Seven hours, twenty-six minutes, and twelve seconds.
Five passages left, and within them, the fate of tens of thousands.
After opening a new document, Jun copied over the remaining passages, making sure nothing else carried over. The information was too precious to risk a leak.
As innocent and harmless as Theophrastus Campbell appeared on the surface, Jun had been burned too many times to lay his trust at the feet of a man he had known for less than three days.
Intimately, for less than two.
Shutting that chain of thought down and throwing it in a padlocked box in the basement of his mind, Jun transferred the document onto a carefully disabled pad. He had painstakingly disconnected it and rendered all but basic word processing impossible as a precautionary measure.
Sometimes it felt like every move Jun made was a precautionary measure.
Except the way he had moved on Theo, shoving him up against the wall like an animal, every gasp and slide of soft, pale flesh a lightning strike bringing Jun back to life after years out here in the dark.
Focus.
Padlocked box. Basement.
Two months, three days, seven hours, and twenty-five minutes now.
The galaxy didn’t need him to get distracted by a pair of intelligent eyes in a pretty face.
The galaxy needed a hero.
Unfortunately for the rusted galaxy, all they had was Park Jun-Seo, prodigal son and reformed thug.
Mostly reformed.
He was working on it.
It would be easier if everything weren’t so aggravating all of the time. His rage waited so close to the surface, only requiring a tiny scratch to burst through.
Mindfulness, Dr. Park Min-Seo would have reminded him in that light, disheartened tone he reserved for his only son.
Discipline.
Focus.
Jun closed and locked all traces of the notes and tucked the hard copy away in the small uncrackable vault he had sourced from a first sector bank. Sourced, selected, extracted, and rehomed aboard his ship.
“Stolen” was such an ugly word.
As riddled with regret as his misspent youth may have left him, there were some skills he couldn’t have learned any other way, and for that he was grateful.

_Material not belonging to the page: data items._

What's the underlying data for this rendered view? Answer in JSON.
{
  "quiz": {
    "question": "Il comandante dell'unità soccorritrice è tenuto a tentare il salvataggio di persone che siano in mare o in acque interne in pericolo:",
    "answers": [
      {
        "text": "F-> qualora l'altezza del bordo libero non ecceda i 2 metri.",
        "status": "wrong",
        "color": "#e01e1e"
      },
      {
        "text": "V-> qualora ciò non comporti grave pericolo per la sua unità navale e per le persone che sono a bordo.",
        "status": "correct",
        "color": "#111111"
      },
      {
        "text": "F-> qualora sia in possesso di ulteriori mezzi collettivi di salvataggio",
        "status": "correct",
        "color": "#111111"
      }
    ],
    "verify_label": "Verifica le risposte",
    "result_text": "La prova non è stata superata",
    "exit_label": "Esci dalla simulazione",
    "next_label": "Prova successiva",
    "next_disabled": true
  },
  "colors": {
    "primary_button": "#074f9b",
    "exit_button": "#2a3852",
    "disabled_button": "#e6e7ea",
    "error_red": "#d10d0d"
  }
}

He’d still shoot his ex-captain in the heart if they ever came face-to-face again, but he was grateful for the lessons. Captain Barnes had been keen on instilling harsh lessons in his Crew. Prided himself on his callous, bloody mentorship of wayward youths like Jun had once been.
Kill or be killed. Trust no one.
How to take a hit without slowing down. Larceny and smuggling and the delicate art of infiltrating the data stream without detection.
Betrayal.
All important lessons, leaving him with as much self-loathing as self-reliance.
It was a fair trade.
Jun absently traced over the disconnected circuits on his neck, pressing against the phantom itch of data he was no longer plugged into, the remembered pain of disconnection keeping his touch wary.

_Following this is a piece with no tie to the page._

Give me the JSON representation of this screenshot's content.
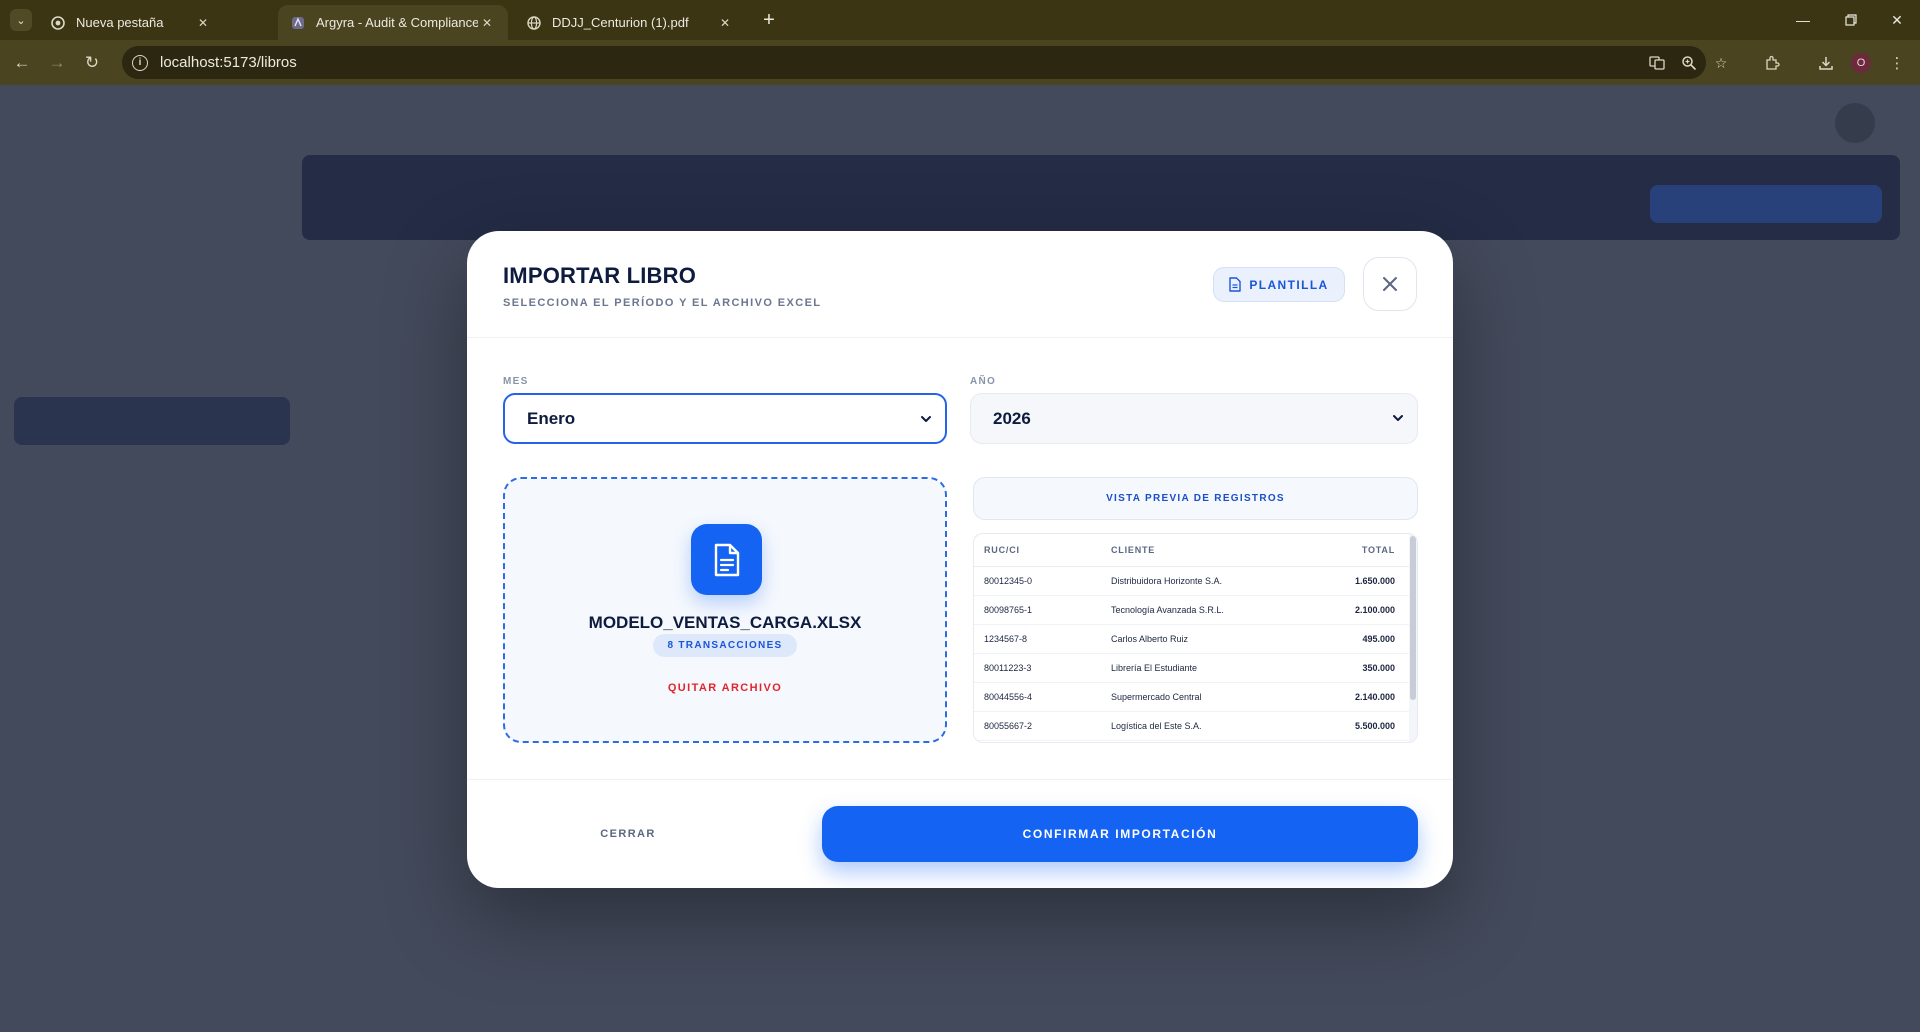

He’d have had the empty circuits stripped from beneath his skin, but the process was as expensive as it was time-consuming, and time was the one commodity he was desperately low on.
Money was a close second.
He turned his head at a knock on the door of the command center, tucking the disabled pad away, down a hidden pocket of his pants.
“What,” he barked, hoping an aggressive greeting would be enough to forestall whatever bullshit awaited on the other side of the door.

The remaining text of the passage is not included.